More health sensors, including the rumored blood glucose monitor for a future Apple Watch, are to be expected as smartwatches become even more important health guardians, but what else will smartwatches be able to do? AI? That seems inevitable, the same way wireless earbuds are now getting chatbot support. Might we see cameras return? I’d like that. Whether it’s a camera that’s embedded underneath the screen for video calling or selfies or a camera for computer vision (similar to the AI vision features you get with Meta Ray-Ban smart glasses, the Humane Ai Pin, or the Rabbit R1), the time does seem right for smartwatches to get a camera.

But those are features to add inside of smartwatches. What about actual hardware design?

Samsung is still pushing out new round smartwatches, but I think there’s a real possibility that everyone just changes to a rectangular one. It’s just easier to stamp out rectangular screens than it is a circular one. It’s not like we’re going to get a triangle smartwatch display; that’s just not practical.

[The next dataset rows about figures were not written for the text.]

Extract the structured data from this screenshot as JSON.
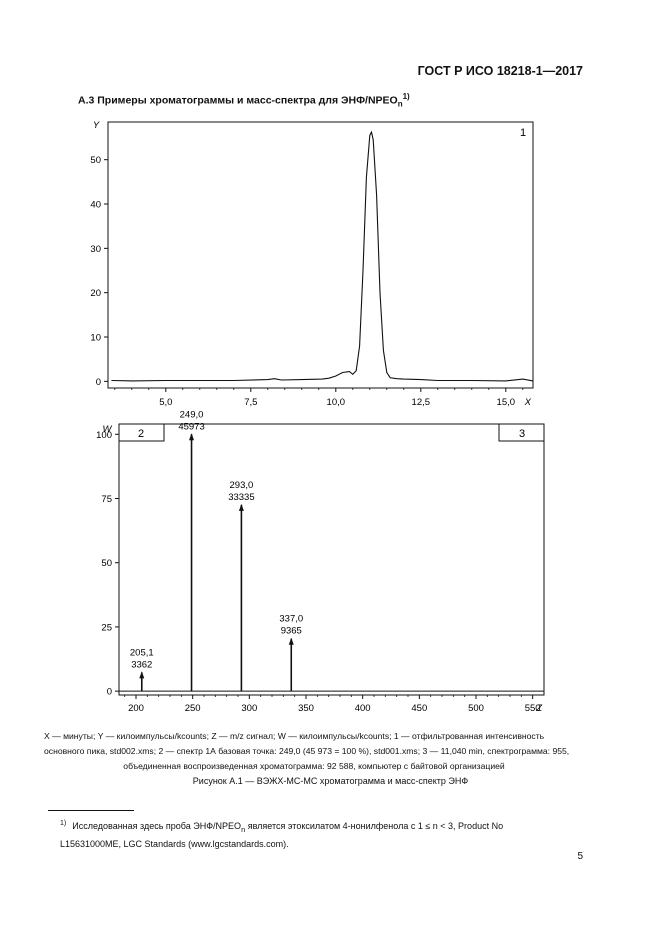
{
  "header": {
    "standard": "ГОСТ Р ИСО 18218-1—2017"
  },
  "section": {
    "title": "А.3  Примеры хроматограммы и масс-спектра для ЭНФ/NPEO",
    "sub": "n",
    "sup": "1)"
  },
  "chart_data": [
    {
      "type": "line",
      "ylabel": "Y",
      "xlabel": "X",
      "panel_label": "1",
      "xlim": [
        3.3,
        15.8
      ],
      "ylim": [
        -1.5,
        58.5
      ],
      "xticks": [
        5.0,
        7.5,
        10.0,
        12.5,
        15.0
      ],
      "xtick_labels": [
        "5,0",
        "7,5",
        "10,0",
        "12,5",
        "15,0"
      ],
      "yticks": [
        0,
        10,
        20,
        30,
        40,
        50
      ],
      "ytick_labels": [
        "0",
        "10",
        "20",
        "30",
        "40",
        "50"
      ],
      "series": [
        {
          "x": [
            3.4,
            4.0,
            5.0,
            6.0,
            7.0,
            8.0,
            8.2,
            8.4,
            9.0,
            9.6,
            9.8,
            10.0,
            10.2,
            10.4,
            10.5,
            10.6,
            10.7,
            10.8,
            10.9,
            11.0,
            11.05,
            11.1,
            11.2,
            11.3,
            11.4,
            11.5,
            11.6,
            11.8,
            12.0,
            12.5,
            13.0,
            14.0,
            15.0,
            15.5,
            15.8
          ],
          "y": [
            0.2,
            0.1,
            0.2,
            0.2,
            0.2,
            0.4,
            0.6,
            0.3,
            0.4,
            0.5,
            0.7,
            1.2,
            2.0,
            2.2,
            1.6,
            2.4,
            8.0,
            25.0,
            46.0,
            55.5,
            56.2,
            54.5,
            42.0,
            20.0,
            7.0,
            2.0,
            0.8,
            0.6,
            0.5,
            0.4,
            0.2,
            0.2,
            0.1,
            0.5,
            0.1
          ]
        }
      ]
    },
    {
      "type": "bar",
      "ylabel": "W",
      "xlabel": "Z",
      "panel_labels": [
        "2",
        "3"
      ],
      "xlim": [
        185,
        560
      ],
      "ylim": [
        -1.5,
        104
      ],
      "xticks": [
        200,
        250,
        300,
        350,
        400,
        450,
        500,
        550
      ],
      "yticks": [
        0,
        25,
        50,
        75,
        100
      ],
      "peaks": [
        {
          "mz": 205.1,
          "mz_label": "205,1",
          "intensity": 3362,
          "relative": 7.3
        },
        {
          "mz": 249.0,
          "mz_label": "249,0",
          "intensity": 45973,
          "relative": 100
        },
        {
          "mz": 293.0,
          "mz_label": "293,0",
          "intensity": 33335,
          "relative": 72.5
        },
        {
          "mz": 337.0,
          "mz_label": "337,0",
          "intensity": 9365,
          "relative": 20.4
        }
      ]
    }
  ],
  "legend": {
    "line1": "X — минуты; Y — килоимпульсы/kcounts; Z — m/z сигнал; W — килоимпульсы/kcounts; 1 — отфильтрованная интенсивность",
    "line2": "основного пика, std002.xms; 2 — спектр 1А базовая точка: 249,0 (45 973 = 100 %), std001.xms; 3 — 11,040 min, спектрограмма: 955,",
    "line3": "объединенная воспроизведенная хроматограмма: 92 588, компьютер с байтовой организацией"
  },
  "caption": "Рисунок А.1 — ВЭЖХ-МС-МС хроматограмма и масс-спектр ЭНФ",
  "footnote": {
    "mark": "1)",
    "line1": "Исследованная здесь проба ЭНФ/NPEO",
    "line1_sub": "n",
    "line1_rest": " является этоксилатом 4-нонилфенола с 1 ≤ n < 3, Product No",
    "line2": "L15631000ME, LGC Standards (www.lgcstandards.com)."
  },
  "page_number": "5"
}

It’s also easier to design an interface — especially one that you scroll and swipe through — for rectangles. Despite almost a decade of round smartwatches, it’s still evident in devices like the Galaxy Watch 6 and Pixel Watch 2 where a rectangular UI is shoved into a round display; it looks sloppy in my opinion.

That’s not to say there can’t be any smartwatch innovation. Huawei’s clever Watch Buds have a screen that pops open to reveal hidden wireless earbuds. There’s even been an uptick in more specialized smartwatches — more rugged and longer-lasting ones — like Garmins. But what other directions can we take smartwatch design? I’d like to see some fun (but still practical) industrial design that breaks out of this Apple Watch status quo.